Reviewing Administrative Review
PDF DownloadIn the largest system of federal adjudication—Social Security disability adjudication—outcomes depend more on the randomly assigned judge than on the strength of the case. Does the administrative appeals process use resources effectively to reduce that arbitrariness and limit the discretion of administrative law judges? If not, how and why does it fail? These are empirical questions, and this Article uses a new dataset tracking millions of cases to answer them.
A system of administrative appeals that efficiently limits the discretion of decisionmakers should display three empirical patterns. First, disappointed claimants should be more likely to appeal the decisions of harsher judges—judges who have lower grant rates than their colleagues in the same hearing office (claim selection). Second, when claimants appeal, harsher judges’ decisions should be reversed more often than the decisions of their more generous colleagues (decisionmaking). Third, judges should try to avoid remands and therefore increase their grant rates after a reversal (remand aversion).
Testing for each of these patterns offers a method of diagnosing problems with systems of administrative review—and helps identify where new resources would be most useful. For example, if litigants rarely appeal decisions of even extreme adjudicators, a quality assurance process might solve the problem by randomly selecting cases for review. If appellate decisionmaking itself is flawed, peer review may be more promising. And if adjudicators are insensitive to remands, training and feedback might be appropriate.

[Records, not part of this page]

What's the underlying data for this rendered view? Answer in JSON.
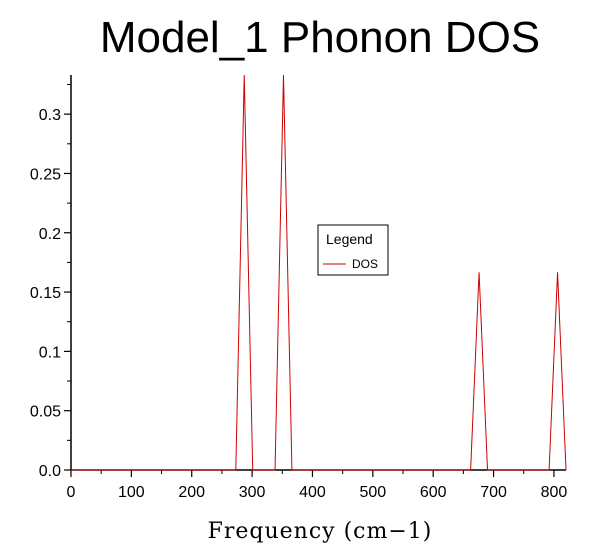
{
  "chart_data": {
    "type": "line",
    "title": "Model_1 Phonon DOS",
    "xlabel": "Frequency (cm−1)",
    "ylabel": "",
    "xlim": [
      0,
      820
    ],
    "ylim": [
      0,
      0.333
    ],
    "xticks": [
      0,
      100,
      200,
      300,
      400,
      500,
      600,
      700,
      800
    ],
    "yticks": [
      0.0,
      0.05,
      0.1,
      0.15,
      0.2,
      0.25,
      0.3
    ],
    "ytick_labels": [
      "0.0",
      "0.05",
      "0.1",
      "0.15",
      "0.2",
      "0.25",
      "0.3"
    ],
    "grid": false,
    "legend": {
      "title": "Legend",
      "placement": "center"
    },
    "series": [
      {
        "name": "DOS",
        "color": "#cc0000",
        "x": [
          0,
          273,
          287,
          301,
          338,
          352,
          366,
          662,
          676,
          690,
          792,
          806,
          820
        ],
        "y": [
          0,
          0,
          0.333,
          0,
          0,
          0.333,
          0,
          0,
          0.1667,
          0,
          0,
          0.1667,
          0
        ]
      }
    ]
  }
}
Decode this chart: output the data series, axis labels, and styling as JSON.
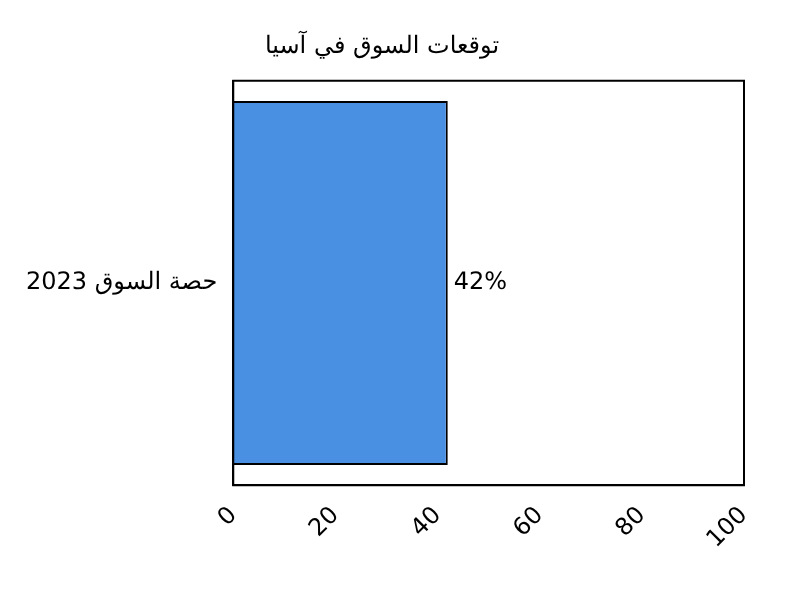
{
  "chart_data": {
    "type": "bar",
    "orientation": "horizontal",
    "title": "توقعات السوق في آسيا",
    "categories": [
      "حصة السوق 2023"
    ],
    "values": [
      42
    ],
    "value_labels": [
      "42%"
    ],
    "color": "#4a90e2",
    "xlim": [
      0,
      100
    ],
    "xticks": [
      0,
      20,
      40,
      60,
      80,
      100
    ],
    "grid": false,
    "legend": false
  }
}
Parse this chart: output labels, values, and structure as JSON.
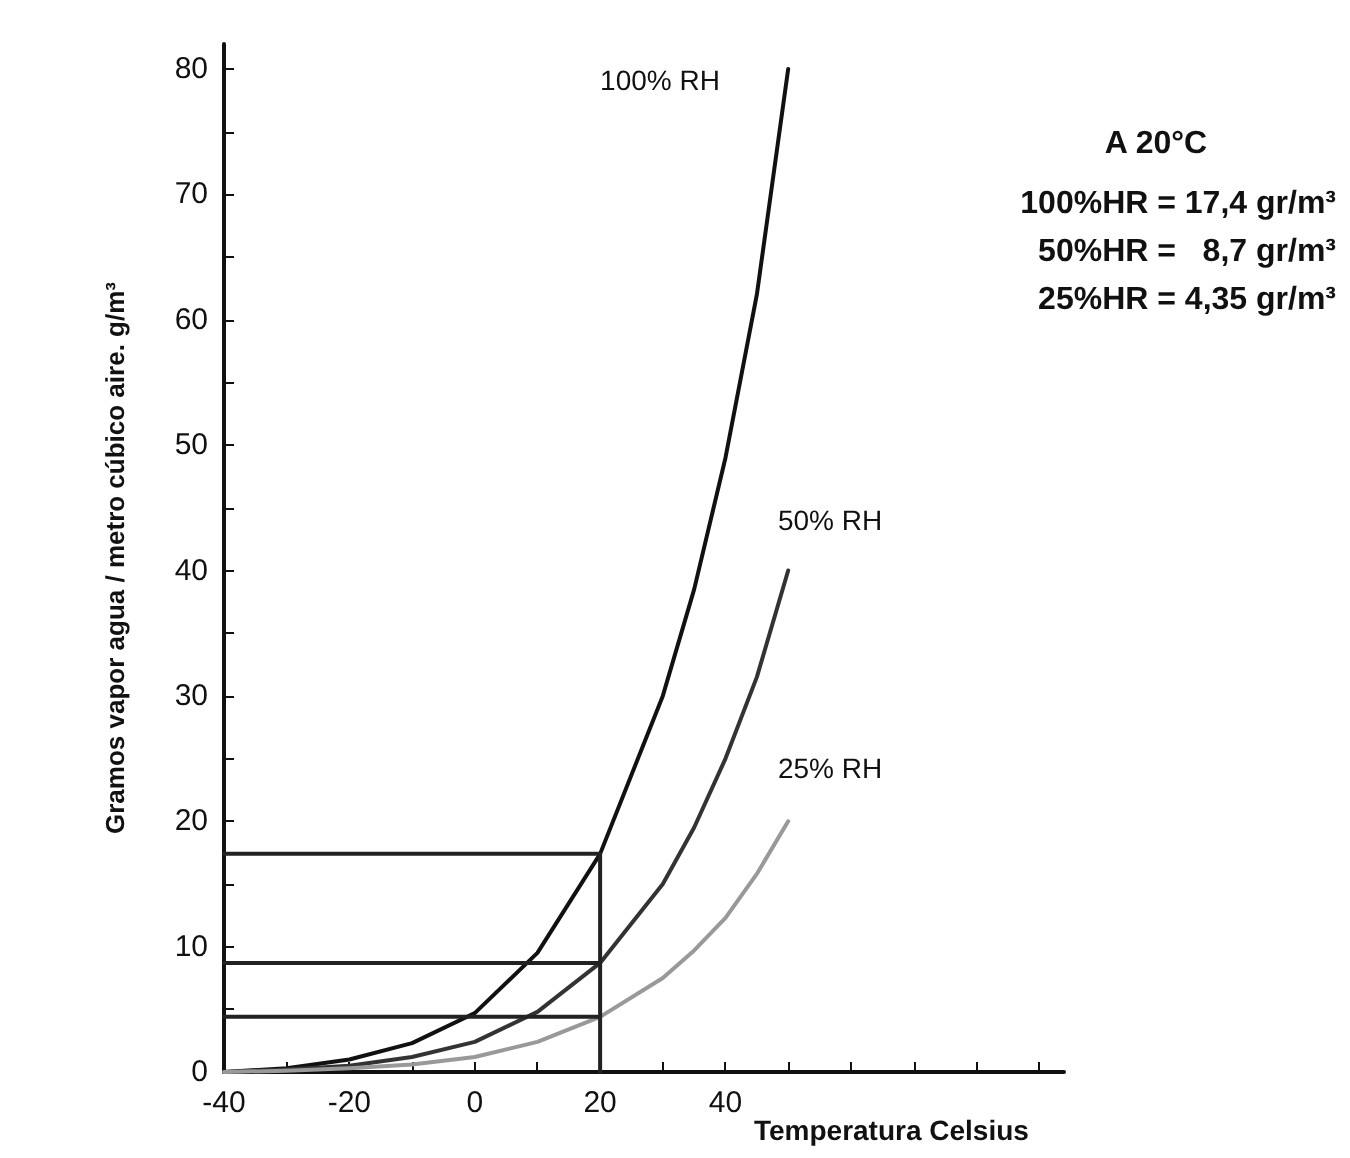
{
  "chart_data": {
    "type": "line",
    "xlabel": "Temperatura Celsius",
    "ylabel": "Gramos vapor agua / metro cúbico aire. g/m³",
    "xlim": [
      -40,
      94
    ],
    "xticks": [
      -40,
      {
        "value": -30,
        "label": null
      },
      -20,
      {
        "value": -10,
        "label": null
      },
      0,
      {
        "value": 10,
        "label": null
      },
      20,
      {
        "value": 30,
        "label": null
      },
      40,
      {
        "value": 50,
        "label": null
      },
      {
        "value": 60,
        "label": null
      },
      {
        "value": 70,
        "label": null
      },
      {
        "value": 80,
        "label": null
      },
      {
        "value": 90,
        "label": null
      }
    ],
    "ylim": [
      0,
      82
    ],
    "yticks": [
      0,
      {
        "value": 5,
        "label": null
      },
      10,
      {
        "value": 15,
        "label": null
      },
      20,
      {
        "value": 25,
        "label": null
      },
      30,
      {
        "value": 35,
        "label": null
      },
      40,
      {
        "value": 45,
        "label": null
      },
      50,
      {
        "value": 55,
        "label": null
      },
      60,
      {
        "value": 65,
        "label": null
      },
      70,
      {
        "value": 75,
        "label": null
      },
      80
    ],
    "series": [
      {
        "color": "#111111",
        "x": [
          -40,
          -30,
          -20,
          -10,
          0,
          10,
          20,
          30,
          35,
          40,
          45,
          50
        ],
        "values": [
          0,
          0.3,
          1,
          2.3,
          4.7,
          9.5,
          17.4,
          30,
          38.5,
          49,
          62,
          80
        ]
      },
      {
        "color": "#333333",
        "x": [
          -40,
          -30,
          -20,
          -10,
          0,
          10,
          20,
          30,
          35,
          40,
          45,
          50
        ],
        "values": [
          0,
          0.2,
          0.5,
          1.2,
          2.4,
          4.8,
          8.7,
          15,
          19.5,
          25,
          31.5,
          40
        ]
      },
      {
        "color": "#999999",
        "x": [
          -40,
          -30,
          -20,
          -10,
          0,
          10,
          20,
          30,
          35,
          40,
          45,
          50
        ],
        "values": [
          0,
          0.1,
          0.3,
          0.6,
          1.2,
          2.4,
          4.4,
          7.5,
          9.7,
          12.3,
          15.8,
          20
        ]
      },
      {
        "color": "#222222",
        "x": [
          -40,
          20,
          20
        ],
        "values": [
          17.4,
          17.4,
          0
        ]
      },
      {
        "color": "#222222",
        "x": [
          -40,
          20
        ],
        "values": [
          8.7,
          8.7
        ]
      },
      {
        "color": "#222222",
        "x": [
          -40,
          20
        ],
        "values": [
          4.4,
          4.4
        ]
      }
    ],
    "annotations": [
      "100% RH",
      "50% RH",
      "25% RH",
      "A 20°C",
      "100%HR = 17,4 gr/m³",
      "50%HR =   8,7 gr/m³",
      "25%HR = 4,35 gr/m³"
    ],
    "grid": false,
    "marker": "none",
    "line_style": "solid"
  }
}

I apply this method to conduct the first quantitative study of administrative appeals in Social Security disability adjudications. I use a previously unreleased database, obtained by Freedom of Information Act request, of nearly four million Social Security Administrative Law Judge and Appeals Council decisions from 2010 to 2014. Social Security Appeals Council decisions do not show the expected decisionmaking pattern: on average, the Appeals Council fails to distinguish between the decisions of harsher and more generous adjudicators. That finding helps explain why litigants complain that Appeals Council decisions are unpredictable, and the finding leads to a diagnosis: the Appeals Council is both too deferential, because it is unable to conduct holistic factual review, and not deferential enough, because it must reverse decisions for harmless errors.